Un jeune garçon de 14 ans a été retrouvé pendu dans sa chambre mi-octobre. Une enquête est en cours pour déterminer les raisons de son acte et savoir s’il y a été poussé par une personne extérieure. Pour son père, ce n’est pas un suicide mais une victime du défi « momo challenge ». Le père de la victime a donc décidé de porter plainte contre WhatsApp, Youtube et l’Etat.
Données personnelles : action de groupe contre Facebook en France
Une association, L’Internet Society France, a mis en demeure le réseau social pour manquements à la législation sur les données personnelles et a lancé une action de groupe afin de faire cesser les infractions au droit sur les données personnelles des utilisateurs Facebook.
L’association entend également obtenir des dommages et intérêts et appelle tous les utilisateurs Facebook intéressés à se joindre à cette plainte collective.
La possibilité de réclamer des dommages et intérêts par le biais d’une action collective portant sur les données personnelles a été introduite dans la loin récemment, en juin.
Internet Society France espère réunir 100 000 usagers afin de porter les dommages et intérêts à 100 millions d’euros.
Dans sa mise en demeure, l’association liste un certain nombre de manquements de la part de Facebook fondés sur le RGPD et notamment :
- Facebook n’a pas suffisamment protégé les données de ses utilisateurs contre les piratages
- Facebook ne respecte pas le droit en matière de cookies qui peuvent viser des individus non membres du réseau social
- Le réseau social collecte des informations sensibles
- Facebook ne recueille pas convenablement le consentement des utilisateurs
Série de plaintes contre des entreprises collectant des données en ligne
L’ONG Privacy International qui défend le droit à la vie privée a déposé des recours auprès des régulateurs de la vie privée anglais, irlandais et français visant sept sociétés. Il s’agit d’entreprises spécialisées dans la publicité en ligne et des data brokers.
Selon l’association, ces entreprises ne respectent pas le RGPD et notamment le recueil du consentement qui doit être « libre, spécifique, éclairé et univoque ». Or, selon l’association, aucune de ces entreprises n’est en mesure d’apporter la preuve que ce consentement respecte ces critères.

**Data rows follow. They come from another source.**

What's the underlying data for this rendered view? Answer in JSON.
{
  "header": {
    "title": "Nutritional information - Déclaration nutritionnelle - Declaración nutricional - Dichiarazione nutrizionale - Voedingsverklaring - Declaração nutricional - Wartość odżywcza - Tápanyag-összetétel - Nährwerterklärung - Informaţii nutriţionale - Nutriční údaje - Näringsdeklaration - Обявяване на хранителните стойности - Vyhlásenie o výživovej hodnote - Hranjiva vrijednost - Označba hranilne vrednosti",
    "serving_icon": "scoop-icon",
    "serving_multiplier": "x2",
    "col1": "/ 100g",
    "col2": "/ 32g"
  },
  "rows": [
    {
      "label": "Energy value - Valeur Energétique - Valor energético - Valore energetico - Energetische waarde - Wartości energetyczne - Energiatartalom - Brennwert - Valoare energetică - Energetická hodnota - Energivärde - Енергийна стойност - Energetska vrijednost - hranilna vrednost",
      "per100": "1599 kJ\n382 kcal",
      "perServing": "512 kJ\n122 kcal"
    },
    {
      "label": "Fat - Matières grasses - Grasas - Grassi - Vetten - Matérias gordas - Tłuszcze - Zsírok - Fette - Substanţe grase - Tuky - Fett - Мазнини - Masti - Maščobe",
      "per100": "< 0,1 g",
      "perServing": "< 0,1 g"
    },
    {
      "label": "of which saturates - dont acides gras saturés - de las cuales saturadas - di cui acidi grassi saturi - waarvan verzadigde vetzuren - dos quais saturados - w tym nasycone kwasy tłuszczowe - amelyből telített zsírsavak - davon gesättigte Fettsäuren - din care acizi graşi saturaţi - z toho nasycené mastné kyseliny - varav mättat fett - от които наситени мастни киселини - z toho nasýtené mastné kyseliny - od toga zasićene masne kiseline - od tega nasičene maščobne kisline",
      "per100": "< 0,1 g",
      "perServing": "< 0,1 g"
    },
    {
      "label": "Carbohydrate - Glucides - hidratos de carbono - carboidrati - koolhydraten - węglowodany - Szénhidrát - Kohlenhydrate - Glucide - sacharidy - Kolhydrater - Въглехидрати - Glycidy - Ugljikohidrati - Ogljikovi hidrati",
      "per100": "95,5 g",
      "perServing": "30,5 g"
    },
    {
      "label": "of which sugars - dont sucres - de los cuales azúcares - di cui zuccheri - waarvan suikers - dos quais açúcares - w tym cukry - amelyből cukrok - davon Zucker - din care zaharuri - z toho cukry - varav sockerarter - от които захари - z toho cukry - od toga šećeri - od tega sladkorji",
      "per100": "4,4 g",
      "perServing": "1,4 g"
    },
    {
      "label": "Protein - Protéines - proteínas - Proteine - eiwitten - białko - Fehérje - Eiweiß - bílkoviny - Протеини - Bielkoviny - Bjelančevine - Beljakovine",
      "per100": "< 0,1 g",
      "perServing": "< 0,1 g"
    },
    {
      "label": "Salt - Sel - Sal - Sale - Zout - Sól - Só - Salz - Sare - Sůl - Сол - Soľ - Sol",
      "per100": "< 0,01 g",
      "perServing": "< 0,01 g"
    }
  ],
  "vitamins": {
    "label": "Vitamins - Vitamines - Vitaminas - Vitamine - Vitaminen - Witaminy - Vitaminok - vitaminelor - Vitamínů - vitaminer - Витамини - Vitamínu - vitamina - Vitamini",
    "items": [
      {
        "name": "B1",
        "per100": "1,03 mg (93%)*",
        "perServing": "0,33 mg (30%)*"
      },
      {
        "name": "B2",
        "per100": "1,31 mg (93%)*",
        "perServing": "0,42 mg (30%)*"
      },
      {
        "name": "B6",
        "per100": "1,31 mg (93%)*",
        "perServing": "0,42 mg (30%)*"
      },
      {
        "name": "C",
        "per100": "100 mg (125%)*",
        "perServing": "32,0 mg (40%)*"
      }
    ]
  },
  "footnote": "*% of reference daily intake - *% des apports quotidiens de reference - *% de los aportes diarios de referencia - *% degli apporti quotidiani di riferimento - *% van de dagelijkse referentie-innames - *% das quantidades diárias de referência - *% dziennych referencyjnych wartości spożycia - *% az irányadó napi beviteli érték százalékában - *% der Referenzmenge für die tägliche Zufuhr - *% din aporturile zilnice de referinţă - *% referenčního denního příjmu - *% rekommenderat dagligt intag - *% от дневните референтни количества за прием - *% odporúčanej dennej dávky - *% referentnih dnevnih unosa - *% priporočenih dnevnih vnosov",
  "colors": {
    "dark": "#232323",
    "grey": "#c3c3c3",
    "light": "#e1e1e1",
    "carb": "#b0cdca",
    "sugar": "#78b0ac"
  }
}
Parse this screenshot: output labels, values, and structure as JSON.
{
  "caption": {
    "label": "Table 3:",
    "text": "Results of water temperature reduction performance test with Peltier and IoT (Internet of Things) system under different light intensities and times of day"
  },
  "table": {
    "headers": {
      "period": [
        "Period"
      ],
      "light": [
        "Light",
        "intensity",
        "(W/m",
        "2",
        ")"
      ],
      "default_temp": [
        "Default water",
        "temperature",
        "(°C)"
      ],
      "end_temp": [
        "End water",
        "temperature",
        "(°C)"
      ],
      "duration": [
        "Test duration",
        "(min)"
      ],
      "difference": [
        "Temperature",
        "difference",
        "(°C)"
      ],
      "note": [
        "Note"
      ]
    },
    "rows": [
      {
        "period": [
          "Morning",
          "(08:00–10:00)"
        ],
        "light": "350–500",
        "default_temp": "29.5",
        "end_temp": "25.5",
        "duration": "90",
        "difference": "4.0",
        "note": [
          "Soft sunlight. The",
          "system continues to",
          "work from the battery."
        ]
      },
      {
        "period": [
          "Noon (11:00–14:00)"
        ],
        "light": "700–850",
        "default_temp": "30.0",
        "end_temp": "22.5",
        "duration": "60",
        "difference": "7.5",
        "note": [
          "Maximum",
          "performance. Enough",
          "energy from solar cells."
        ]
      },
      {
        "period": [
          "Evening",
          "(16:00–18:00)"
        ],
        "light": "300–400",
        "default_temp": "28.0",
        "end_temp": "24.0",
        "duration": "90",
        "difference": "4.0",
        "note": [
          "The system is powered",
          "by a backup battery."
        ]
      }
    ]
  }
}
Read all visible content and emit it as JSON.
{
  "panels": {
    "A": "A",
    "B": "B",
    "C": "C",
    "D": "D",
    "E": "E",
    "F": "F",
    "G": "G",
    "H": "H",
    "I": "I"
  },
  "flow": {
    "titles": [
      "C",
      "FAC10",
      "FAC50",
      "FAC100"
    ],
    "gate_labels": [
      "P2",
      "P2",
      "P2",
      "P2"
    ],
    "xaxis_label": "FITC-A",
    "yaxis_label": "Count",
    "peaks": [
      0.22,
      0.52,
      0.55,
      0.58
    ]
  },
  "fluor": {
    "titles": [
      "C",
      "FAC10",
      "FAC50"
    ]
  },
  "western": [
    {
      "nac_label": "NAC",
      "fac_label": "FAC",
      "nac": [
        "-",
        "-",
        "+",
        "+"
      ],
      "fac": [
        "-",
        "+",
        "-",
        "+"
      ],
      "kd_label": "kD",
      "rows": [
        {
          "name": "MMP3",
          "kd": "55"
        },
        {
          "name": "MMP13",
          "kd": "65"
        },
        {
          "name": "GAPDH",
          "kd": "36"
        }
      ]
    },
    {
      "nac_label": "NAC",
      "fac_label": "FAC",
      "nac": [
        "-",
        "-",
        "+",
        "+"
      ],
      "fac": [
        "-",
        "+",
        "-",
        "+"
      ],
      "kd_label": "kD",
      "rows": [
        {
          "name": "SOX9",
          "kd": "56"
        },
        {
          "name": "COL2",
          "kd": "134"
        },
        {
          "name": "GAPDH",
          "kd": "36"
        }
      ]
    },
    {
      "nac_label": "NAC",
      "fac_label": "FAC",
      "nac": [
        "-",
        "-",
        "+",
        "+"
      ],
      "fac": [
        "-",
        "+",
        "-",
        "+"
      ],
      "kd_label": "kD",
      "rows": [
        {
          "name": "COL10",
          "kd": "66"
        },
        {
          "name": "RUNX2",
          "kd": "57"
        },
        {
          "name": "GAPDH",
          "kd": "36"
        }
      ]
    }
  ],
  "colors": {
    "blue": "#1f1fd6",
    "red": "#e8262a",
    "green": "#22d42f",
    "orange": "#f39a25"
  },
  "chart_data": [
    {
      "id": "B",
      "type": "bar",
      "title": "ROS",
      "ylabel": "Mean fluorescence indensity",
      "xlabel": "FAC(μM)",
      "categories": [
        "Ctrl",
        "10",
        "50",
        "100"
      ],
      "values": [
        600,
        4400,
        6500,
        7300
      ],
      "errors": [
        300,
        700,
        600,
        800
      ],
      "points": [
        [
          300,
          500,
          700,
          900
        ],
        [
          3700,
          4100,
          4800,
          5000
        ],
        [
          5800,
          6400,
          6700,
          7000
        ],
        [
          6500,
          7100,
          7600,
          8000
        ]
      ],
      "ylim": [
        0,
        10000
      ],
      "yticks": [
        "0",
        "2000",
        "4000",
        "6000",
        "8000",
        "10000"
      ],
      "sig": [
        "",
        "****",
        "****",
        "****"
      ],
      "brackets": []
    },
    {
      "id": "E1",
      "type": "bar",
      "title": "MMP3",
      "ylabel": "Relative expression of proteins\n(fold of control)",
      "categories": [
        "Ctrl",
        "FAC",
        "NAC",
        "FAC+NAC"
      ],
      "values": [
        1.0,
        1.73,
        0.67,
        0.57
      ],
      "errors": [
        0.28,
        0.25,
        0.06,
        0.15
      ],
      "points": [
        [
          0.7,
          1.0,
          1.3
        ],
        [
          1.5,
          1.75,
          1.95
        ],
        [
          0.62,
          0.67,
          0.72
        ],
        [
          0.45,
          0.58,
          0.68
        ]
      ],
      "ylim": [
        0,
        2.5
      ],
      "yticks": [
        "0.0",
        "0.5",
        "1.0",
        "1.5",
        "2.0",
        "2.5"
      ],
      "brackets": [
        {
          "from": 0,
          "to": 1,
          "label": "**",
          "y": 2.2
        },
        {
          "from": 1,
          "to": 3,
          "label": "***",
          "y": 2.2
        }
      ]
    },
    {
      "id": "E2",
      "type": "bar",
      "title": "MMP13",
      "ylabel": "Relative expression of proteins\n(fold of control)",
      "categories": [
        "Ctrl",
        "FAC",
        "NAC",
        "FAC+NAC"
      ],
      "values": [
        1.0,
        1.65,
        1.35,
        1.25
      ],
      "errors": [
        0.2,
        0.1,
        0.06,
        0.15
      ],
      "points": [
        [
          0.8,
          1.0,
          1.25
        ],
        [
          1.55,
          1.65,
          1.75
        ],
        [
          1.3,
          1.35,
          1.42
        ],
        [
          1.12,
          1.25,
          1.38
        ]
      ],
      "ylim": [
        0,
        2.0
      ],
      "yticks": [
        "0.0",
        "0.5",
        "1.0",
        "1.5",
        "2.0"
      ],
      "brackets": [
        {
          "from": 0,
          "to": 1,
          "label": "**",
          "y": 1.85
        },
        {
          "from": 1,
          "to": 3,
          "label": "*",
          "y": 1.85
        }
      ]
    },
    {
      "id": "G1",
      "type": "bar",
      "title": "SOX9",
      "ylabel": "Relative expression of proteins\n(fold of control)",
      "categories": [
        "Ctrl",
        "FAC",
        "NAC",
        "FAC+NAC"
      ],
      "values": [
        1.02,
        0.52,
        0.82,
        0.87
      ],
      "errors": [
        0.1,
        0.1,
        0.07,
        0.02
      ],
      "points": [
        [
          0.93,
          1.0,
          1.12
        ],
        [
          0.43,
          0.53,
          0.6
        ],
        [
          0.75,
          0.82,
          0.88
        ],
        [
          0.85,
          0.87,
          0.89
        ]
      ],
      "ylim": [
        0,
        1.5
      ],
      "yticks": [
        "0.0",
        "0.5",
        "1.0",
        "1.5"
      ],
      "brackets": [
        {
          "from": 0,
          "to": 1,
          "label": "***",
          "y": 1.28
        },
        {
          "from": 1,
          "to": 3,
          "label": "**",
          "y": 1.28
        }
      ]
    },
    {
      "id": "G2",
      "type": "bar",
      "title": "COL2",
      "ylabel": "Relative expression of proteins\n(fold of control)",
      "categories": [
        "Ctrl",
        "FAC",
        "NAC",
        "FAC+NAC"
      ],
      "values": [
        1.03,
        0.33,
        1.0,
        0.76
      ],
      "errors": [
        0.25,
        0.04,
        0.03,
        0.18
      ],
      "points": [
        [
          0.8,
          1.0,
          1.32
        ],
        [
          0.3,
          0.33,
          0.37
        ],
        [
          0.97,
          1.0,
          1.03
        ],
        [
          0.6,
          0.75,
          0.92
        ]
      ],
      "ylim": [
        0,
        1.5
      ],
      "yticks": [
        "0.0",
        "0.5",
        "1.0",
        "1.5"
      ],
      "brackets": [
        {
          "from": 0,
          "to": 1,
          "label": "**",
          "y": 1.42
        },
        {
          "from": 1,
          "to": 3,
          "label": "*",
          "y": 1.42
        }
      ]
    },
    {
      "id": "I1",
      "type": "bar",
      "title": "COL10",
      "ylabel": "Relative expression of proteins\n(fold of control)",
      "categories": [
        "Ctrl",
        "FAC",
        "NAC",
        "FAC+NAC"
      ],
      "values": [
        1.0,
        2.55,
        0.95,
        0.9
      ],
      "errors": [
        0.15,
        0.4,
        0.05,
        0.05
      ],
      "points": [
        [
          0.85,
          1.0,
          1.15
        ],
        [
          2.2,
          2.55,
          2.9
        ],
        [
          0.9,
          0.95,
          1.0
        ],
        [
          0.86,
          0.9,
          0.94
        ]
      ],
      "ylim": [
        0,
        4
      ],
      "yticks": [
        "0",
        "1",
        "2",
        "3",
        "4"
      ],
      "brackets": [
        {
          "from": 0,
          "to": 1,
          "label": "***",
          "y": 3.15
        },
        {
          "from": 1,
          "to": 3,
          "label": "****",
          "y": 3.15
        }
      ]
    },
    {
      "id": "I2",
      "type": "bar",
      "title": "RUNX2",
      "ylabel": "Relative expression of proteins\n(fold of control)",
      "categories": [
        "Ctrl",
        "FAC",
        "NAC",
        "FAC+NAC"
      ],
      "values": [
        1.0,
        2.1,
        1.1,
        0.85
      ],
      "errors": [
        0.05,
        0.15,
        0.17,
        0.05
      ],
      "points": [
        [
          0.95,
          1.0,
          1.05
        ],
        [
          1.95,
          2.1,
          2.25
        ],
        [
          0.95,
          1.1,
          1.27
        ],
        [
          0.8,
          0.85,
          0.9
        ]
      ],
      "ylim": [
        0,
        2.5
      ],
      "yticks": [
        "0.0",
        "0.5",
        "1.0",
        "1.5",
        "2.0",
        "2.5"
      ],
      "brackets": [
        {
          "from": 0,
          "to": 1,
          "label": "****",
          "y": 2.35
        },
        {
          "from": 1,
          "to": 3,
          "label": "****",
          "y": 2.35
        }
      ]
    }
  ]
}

Depuis l’entrée en vigueur du RGPD, le nombre de plaintes contre les collectes de données sur des sites français est en forte hausse.
Entre mai et juillet 2018 la CNIL a reçu 2770 plaintes contre 1780 sur la même période en 2017.
La CNIL met en demeure la start-up Vectaury, une entreprise de ciblage publicitaire
Il s’agit de la quatrième société de ciblage publicitaire visée par la CNIL depuis l’entrée en vigueur du RGPD.
La plupart des applis mobiles intègrent des « trackers » : des petits mouchards collectant des informations sur le téléphone, en général à des fins publicitaires.
Vendredi 9 novembre la CNIL a rendu publique sa mise en demeure d’un éditeur français de ces trackers, la société Vectaury et lui reproche d’exploiter les données d’utilisateurs de smartphones sans avoir recueilli un consentement clair de leur part. En effet, les vérifications de la CNIL ont permis de constater que le consentement n’avait pas été valablement recueilli.
La startup dispose de trois mois pour se mettre en conformité et mettre en place des demandes de consentement valables et supprimer les données indûment collectées.
Les trackers permettent de collecter des données même lorsque les applications ne fonctionnent pas et permettent de lier l’activité en ligne et l’activité hors ligne en proposant des publicités ciblées basées sur les déplacements de l’utilisateur.
Le fisc pourra bientôt surveiller la vie des contribuables sur les réseaux sociaux
Les services de lutte contre la fraude fiscale vont pouvoir à partir de début 2019 surveiller les contenus publiés par les français sur les réseaux sociaux et trouver des contribuables dont le niveau de vie ne correspond pas au revenu déclaré. Les réseaux sociaux seraient utilisés afin de détecter les cas de fraudes.